Tilda knew two things. One was that she was, in fact, getting ahead of herself. The other was that Harry was in no position to question anyone’s parenting. Rather than dwell on it, she turned her radio back on. Patsy Cline saves the day.

One verse in, Tilda had relaxed enough to mouth the words as they crawled around a snake-curve stretch of road. There were at least three cars ahead of her, maybe more she couldn’t see, and they had reduced the functional speed limit to twenty-five miles an hour.

“There are too many people here,” Harry said when Patsy faded away and a commercial took her place.

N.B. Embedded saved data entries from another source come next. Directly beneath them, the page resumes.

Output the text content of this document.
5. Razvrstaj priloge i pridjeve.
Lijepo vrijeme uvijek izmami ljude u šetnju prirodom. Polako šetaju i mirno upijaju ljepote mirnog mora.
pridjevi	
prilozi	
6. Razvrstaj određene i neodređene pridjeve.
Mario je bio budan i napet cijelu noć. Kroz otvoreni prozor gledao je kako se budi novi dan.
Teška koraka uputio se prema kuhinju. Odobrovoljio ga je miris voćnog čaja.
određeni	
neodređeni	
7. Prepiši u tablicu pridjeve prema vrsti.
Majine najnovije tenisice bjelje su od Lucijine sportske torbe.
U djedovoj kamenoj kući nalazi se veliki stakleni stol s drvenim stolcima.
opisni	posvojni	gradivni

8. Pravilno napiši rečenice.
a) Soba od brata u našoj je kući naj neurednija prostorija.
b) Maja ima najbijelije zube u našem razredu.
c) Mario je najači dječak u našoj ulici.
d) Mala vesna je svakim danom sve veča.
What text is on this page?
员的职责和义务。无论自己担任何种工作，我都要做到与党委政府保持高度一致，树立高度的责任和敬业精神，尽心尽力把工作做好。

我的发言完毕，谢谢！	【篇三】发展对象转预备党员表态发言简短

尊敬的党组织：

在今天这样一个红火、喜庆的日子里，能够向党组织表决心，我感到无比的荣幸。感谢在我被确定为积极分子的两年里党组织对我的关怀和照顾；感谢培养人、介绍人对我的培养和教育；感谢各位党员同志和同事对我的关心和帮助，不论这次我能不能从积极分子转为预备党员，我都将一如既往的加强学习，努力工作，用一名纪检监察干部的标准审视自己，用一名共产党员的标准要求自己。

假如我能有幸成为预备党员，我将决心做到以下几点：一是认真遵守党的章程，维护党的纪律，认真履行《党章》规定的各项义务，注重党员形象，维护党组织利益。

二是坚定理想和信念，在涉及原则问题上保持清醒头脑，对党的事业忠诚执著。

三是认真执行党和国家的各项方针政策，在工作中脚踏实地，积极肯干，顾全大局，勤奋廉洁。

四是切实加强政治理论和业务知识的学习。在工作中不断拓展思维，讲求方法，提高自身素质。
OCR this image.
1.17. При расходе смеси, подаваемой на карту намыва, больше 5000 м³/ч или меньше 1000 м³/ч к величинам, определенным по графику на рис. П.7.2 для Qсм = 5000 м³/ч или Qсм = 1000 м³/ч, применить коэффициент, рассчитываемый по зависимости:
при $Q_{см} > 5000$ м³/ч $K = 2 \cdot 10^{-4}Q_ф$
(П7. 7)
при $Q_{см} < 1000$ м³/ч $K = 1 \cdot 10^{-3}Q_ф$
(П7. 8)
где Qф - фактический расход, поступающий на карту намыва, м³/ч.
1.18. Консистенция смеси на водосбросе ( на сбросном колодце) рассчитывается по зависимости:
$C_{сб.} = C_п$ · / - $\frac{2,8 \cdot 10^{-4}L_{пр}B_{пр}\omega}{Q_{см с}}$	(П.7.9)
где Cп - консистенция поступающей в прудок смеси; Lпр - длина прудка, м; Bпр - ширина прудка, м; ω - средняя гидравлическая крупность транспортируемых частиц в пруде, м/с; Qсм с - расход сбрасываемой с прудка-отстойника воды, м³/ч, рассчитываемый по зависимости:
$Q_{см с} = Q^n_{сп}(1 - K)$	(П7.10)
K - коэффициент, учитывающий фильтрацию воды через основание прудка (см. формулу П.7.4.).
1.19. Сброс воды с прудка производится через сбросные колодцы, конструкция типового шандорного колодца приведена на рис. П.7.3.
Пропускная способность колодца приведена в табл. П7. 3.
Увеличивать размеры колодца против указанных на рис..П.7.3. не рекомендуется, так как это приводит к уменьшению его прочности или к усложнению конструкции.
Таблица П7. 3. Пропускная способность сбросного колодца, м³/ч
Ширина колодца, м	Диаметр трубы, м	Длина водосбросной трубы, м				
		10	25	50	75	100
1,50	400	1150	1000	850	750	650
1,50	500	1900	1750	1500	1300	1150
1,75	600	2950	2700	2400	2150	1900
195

“Yes, but they’ll leave at the end of the week,” Tilda said over the announcer’s push for over-the-counter antacids.

“I thought we might get away for a few hours.”

Tilda had not been paying that much attention to Harry since he’d called her a hysterical harpy—or words that could be translated by her to that effect. But this made her ears twitch and turn toward his voice like a cat.

“We?”

“I got two tickets to the symphony. You can come if you want.”

“You sure know how to sweet-talk a girl.”

Harry was back to looking out his window. Their wagon train had reached a four-way stop up ahead, and other wagon trains of tourists had reached the stop from other directions, and the “is it you/no me/no you/no ME” cha-cha was playing out. Still, Harry kept his face turned away from her, and he wasn’t responding.

“How did you get the tickets?” Tilda asked.

“I bought them.”

“You bought two tickets?”

“Yes, is that important? I bought them. I bought two tickets.”

“When you were buying the tickets, who did you think would use the other ticket?”

Harry sighed like a teenager. “You, obviously.”

“So why not just ask me to go with you?”

“I did.”

“You said you had an extra I could use if I wanted, sort of like ‘Hey, there’s some leftover pizza. You can have it. Otherwise I’m giving it to the dog.’”

“It’s not enough that I bought you a ticket to the symphony?” Harry asked. “Now I have to tell you I bought you a ticket in just the right way, or I’m implying that you’re leftover pizza?”

“I’m just saying you could flat-out ask me to go to the symphony with you.”

“Yes, let me do that because the whole evening sounds so great now.”